Photo de Manuel Valls présentant avec François Rebsamen la réforme du dialogue social le 25 février 2015 à Matignon
26 février 2015

Réforme du dialogue social

Une réforme du dialogue social dans l’entreprise verra le jour en 2015 pour le moderniser
 
Le Premier ministre a réuni les organisations syndicales et patronales mercredi 25 février, pour leur présenter l’initiative que le Gouvernement entend prendre. Un projet de loi sera présenté en Conseil des ministres fin mars-début avril. Il sera débattu au Parlement pour être définitivement adopté cet été. Le Gouvernement assume ses responsabilités après l’échec de la négociation sur le sujet : "l’absence d’accord ne peut pas faire obstacle à la réforme". Le Gouvernement regrette profondément cet échec, et il convient pour les syndicats d’en "tirer les leçons", a dit Manuel Valls. Pour engager cette réforme en profondeur, le Gouvernement travaillera en lien étroit avec les organisations syndicales et patronales dans les semaines qui viennent, pour stabiliser le projet de texte qui sera envoyé au Conseil d'Etat. 

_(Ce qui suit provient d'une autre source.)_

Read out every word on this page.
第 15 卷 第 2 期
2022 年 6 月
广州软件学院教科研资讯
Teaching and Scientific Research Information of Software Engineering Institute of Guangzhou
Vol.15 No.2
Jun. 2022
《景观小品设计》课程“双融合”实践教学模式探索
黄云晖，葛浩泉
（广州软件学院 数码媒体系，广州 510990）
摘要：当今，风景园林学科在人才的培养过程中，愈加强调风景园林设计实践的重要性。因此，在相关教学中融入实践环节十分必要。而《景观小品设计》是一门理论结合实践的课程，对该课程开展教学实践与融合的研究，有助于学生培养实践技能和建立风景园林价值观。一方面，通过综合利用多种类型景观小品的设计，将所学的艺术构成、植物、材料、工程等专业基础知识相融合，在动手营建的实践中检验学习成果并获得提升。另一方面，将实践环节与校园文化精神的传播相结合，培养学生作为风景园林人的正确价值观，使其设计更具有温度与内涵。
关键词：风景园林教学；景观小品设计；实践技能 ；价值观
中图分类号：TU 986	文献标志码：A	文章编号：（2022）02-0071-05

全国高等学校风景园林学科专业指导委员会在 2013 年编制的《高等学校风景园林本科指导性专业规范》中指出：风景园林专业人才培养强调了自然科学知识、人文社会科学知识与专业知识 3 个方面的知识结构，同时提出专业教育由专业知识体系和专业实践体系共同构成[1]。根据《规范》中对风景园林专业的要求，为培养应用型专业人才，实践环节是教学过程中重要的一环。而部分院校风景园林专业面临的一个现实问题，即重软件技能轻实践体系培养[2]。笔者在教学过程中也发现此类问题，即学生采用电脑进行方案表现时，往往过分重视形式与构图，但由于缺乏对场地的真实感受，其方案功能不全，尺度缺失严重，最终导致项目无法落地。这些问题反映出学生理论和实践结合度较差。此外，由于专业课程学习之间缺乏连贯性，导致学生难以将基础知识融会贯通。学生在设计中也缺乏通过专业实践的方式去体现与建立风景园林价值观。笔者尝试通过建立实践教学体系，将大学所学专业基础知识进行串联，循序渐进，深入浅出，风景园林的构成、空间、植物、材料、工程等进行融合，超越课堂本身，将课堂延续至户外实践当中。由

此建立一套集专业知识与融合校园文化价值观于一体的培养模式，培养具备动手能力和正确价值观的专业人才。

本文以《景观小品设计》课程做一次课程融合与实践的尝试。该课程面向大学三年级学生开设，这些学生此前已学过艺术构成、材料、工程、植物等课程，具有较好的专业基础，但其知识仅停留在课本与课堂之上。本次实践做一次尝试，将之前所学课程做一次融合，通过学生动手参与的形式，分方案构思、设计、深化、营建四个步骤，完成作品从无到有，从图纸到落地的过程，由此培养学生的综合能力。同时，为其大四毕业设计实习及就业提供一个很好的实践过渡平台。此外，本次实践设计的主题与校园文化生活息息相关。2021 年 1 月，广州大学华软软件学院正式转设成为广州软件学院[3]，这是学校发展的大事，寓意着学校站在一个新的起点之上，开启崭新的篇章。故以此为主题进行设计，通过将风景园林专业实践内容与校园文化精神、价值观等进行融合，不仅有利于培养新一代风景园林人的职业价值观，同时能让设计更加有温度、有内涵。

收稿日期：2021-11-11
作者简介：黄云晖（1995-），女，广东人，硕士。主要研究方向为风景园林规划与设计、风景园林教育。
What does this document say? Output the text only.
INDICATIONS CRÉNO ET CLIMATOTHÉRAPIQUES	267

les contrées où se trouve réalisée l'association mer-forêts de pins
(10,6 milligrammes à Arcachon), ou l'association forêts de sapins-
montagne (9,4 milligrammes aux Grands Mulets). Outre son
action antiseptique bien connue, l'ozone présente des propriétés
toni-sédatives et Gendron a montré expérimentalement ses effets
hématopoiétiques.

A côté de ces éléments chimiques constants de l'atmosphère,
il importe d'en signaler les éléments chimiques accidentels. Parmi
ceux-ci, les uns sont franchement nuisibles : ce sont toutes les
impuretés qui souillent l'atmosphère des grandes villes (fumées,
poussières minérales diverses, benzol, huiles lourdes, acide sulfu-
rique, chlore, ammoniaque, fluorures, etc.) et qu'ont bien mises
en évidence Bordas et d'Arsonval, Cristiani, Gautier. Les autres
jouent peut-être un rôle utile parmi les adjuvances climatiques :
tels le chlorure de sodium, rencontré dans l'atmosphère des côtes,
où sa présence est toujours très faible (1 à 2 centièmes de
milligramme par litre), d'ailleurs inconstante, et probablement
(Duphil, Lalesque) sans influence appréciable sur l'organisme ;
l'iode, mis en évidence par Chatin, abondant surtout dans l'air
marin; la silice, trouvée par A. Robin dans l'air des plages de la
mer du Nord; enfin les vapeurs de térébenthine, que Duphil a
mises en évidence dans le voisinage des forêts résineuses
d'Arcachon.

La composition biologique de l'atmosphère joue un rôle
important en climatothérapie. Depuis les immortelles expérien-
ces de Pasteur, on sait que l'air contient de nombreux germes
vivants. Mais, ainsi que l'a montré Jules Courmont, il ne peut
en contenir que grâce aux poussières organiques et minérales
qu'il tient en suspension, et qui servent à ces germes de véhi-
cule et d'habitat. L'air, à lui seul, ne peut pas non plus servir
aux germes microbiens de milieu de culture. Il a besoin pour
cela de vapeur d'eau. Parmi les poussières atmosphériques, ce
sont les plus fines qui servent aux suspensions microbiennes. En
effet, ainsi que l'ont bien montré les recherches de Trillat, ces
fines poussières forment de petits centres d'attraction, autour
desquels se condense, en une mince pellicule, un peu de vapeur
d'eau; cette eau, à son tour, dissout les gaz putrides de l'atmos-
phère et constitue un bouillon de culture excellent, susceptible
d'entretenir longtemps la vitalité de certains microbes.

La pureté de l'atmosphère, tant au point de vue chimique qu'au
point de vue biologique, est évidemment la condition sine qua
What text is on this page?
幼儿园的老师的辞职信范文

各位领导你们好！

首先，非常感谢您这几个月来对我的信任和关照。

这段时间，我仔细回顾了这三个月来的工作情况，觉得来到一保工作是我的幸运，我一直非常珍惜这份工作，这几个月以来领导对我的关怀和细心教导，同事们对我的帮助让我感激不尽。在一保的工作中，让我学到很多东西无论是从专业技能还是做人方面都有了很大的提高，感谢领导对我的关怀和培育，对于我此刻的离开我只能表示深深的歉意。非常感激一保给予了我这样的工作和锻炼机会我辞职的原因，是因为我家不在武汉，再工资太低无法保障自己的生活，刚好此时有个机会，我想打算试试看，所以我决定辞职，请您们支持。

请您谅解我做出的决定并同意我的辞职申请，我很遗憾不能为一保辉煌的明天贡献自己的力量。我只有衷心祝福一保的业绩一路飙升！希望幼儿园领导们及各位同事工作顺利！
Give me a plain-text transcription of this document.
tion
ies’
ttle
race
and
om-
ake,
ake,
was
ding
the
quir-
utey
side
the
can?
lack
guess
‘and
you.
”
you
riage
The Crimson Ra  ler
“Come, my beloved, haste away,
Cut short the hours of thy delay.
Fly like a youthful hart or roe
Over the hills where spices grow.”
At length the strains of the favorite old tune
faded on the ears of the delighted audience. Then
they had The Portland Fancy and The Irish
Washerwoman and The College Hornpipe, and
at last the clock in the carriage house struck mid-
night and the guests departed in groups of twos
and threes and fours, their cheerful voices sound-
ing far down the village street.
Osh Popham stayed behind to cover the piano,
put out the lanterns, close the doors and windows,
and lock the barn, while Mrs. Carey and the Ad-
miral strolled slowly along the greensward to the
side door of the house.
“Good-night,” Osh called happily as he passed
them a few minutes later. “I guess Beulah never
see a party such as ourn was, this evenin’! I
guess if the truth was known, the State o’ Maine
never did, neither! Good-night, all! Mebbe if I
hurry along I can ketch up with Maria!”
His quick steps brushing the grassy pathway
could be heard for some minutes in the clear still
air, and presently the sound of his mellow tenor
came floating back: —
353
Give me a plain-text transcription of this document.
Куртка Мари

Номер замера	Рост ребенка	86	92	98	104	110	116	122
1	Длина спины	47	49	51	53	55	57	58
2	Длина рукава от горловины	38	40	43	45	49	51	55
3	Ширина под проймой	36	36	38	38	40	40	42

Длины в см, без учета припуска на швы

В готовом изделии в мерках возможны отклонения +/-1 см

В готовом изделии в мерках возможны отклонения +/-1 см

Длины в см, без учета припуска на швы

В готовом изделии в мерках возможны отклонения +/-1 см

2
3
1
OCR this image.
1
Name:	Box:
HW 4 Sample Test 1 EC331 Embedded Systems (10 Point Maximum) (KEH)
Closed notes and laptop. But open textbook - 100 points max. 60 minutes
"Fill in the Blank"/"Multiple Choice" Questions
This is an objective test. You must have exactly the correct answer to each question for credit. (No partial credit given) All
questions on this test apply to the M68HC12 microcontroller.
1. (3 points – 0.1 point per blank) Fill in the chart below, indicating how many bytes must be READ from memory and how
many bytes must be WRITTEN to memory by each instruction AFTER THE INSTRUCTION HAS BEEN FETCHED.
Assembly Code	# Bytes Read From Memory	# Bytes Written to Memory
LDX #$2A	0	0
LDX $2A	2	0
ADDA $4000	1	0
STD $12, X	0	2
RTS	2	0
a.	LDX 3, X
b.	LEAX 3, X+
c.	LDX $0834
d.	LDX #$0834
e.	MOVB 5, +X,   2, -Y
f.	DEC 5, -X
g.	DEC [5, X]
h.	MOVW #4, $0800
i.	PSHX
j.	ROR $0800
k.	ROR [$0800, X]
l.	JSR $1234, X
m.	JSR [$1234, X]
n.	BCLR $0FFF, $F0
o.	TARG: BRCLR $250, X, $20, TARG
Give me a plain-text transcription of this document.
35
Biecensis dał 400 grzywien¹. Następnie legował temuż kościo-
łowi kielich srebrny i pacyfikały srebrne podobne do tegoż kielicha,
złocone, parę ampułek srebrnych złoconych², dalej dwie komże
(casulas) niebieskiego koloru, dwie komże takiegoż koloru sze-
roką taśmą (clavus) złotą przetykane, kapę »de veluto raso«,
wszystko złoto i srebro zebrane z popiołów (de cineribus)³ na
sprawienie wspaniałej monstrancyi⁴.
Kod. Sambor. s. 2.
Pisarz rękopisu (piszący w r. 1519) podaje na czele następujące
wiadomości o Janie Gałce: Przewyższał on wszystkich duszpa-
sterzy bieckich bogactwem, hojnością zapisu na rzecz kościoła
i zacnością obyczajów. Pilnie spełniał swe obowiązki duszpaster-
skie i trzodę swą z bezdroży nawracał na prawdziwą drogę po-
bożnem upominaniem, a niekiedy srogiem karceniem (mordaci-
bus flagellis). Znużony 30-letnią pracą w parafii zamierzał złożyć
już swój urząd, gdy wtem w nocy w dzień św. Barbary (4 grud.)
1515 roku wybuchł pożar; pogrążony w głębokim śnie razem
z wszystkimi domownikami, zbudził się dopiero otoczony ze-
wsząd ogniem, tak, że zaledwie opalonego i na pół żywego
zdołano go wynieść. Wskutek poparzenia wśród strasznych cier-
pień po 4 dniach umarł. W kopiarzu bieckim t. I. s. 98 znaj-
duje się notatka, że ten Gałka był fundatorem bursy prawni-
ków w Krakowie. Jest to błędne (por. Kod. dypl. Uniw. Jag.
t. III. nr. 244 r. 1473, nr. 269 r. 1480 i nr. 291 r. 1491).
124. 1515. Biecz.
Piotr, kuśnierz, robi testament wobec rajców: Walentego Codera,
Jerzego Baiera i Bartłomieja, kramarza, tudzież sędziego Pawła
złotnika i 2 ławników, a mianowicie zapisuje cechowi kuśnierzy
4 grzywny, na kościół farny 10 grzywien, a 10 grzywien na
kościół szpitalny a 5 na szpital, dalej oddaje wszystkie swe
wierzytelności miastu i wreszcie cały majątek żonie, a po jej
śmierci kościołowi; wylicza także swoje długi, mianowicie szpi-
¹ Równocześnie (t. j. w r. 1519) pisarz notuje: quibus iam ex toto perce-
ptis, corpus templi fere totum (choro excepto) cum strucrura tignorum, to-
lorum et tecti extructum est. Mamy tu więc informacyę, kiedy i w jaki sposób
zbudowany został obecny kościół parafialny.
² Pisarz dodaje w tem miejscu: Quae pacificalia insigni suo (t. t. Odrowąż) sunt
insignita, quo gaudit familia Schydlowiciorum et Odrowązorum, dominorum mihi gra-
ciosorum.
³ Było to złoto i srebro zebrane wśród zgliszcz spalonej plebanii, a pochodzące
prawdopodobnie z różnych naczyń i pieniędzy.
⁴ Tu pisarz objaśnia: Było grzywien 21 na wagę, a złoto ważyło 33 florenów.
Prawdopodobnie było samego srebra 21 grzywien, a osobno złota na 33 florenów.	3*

5 grands principes guideront ce projet de loi :
  1. Regrouper et rationaliser les obligations d’information et de consultation des représentants du personnel, ainsi que les obligations de négociation, avec : mise en place de 3 grandes consultations annuelles, contre 17 actuellement ; regroupement des négociations obligatoires et possibilité de les organiser par accord ; meilleure organisation des consultations entre instances centrales et locales.
  2. Adapter les règles de la représentation des salariés au nombre de salariés de l’entreprise, pour agir plus finement et lisser les fameux "effets de seuil" : mise en place d’une délégation unique du personnel (DUP) jusqu’à 300 salariés, contre 200 actuellement ; élargissement de son champ de compétence aux questions d’hygiène, sécurité et conditions de travail, sans remise en cause de l’existence du CHS-CT ; possibilité pour les entreprises d’adapter par accord collectif l’architecture de leurs institutions représentatives du personnel ;
  3. Instituer une forme de représentation adaptée pour les salariés issus des TPE, car "chaque salarié, quelle que soit l’entreprise dans laquelle il travaille, doit bénéficier d’une forme adaptée de représentation" : création dans chaque future grande région d’une commission interprofessionnelle de 10 représentants de salariés et de 10 représentants d’employeurs de TPE, qui pourront donner des conseils aux salariés et aux employeurs en matière de droit du travail et permettre aux salariés une forme de représentation. Il s’agira d’un "progrès social majeur", a souligné François Rebsamen ;
  4. Valoriser les parcours de ceux qui s’engagent comme représentants des salariés, et susciter des vocations car ils n’ont pas toujours la reconnaissance qu’ils méritent : formation, mais également reconnaissance des compétences acquise du fait de cet engagement ;
  5. Inscrire comme un objectif dans la loi une représentation équilibrée des femmes et des hommes parmi les représentants des salariés. 
S’agissant de l’agenda social des prochains mois :
  • 2 conférences thématiques se tiendront avec les partenaires sociaux d’ici l’été : une en avril sur le bilan de l’ANI sur la sécurisation de l’emploi (des mesures d’adaptation législative ou réglementaire pourront être prises à l’issue) ; une en juin sur l’emploi dans les petites entreprises ;
  • Le Premier ministre a échangé avec les partenaires sociaux sur l’opportunité d’ouvrir 2 chantiers complémentaires : un sur le renforcement du rôle de l’accord d’entreprise dans la création de droits mieux adaptés à la situation de chaque entreprise ; un sur la sécurisation des  parcours professionnels.
La logique du dialogue social reste le fil rouge de ce que sont les grandes réformes dans le domaine économique et social.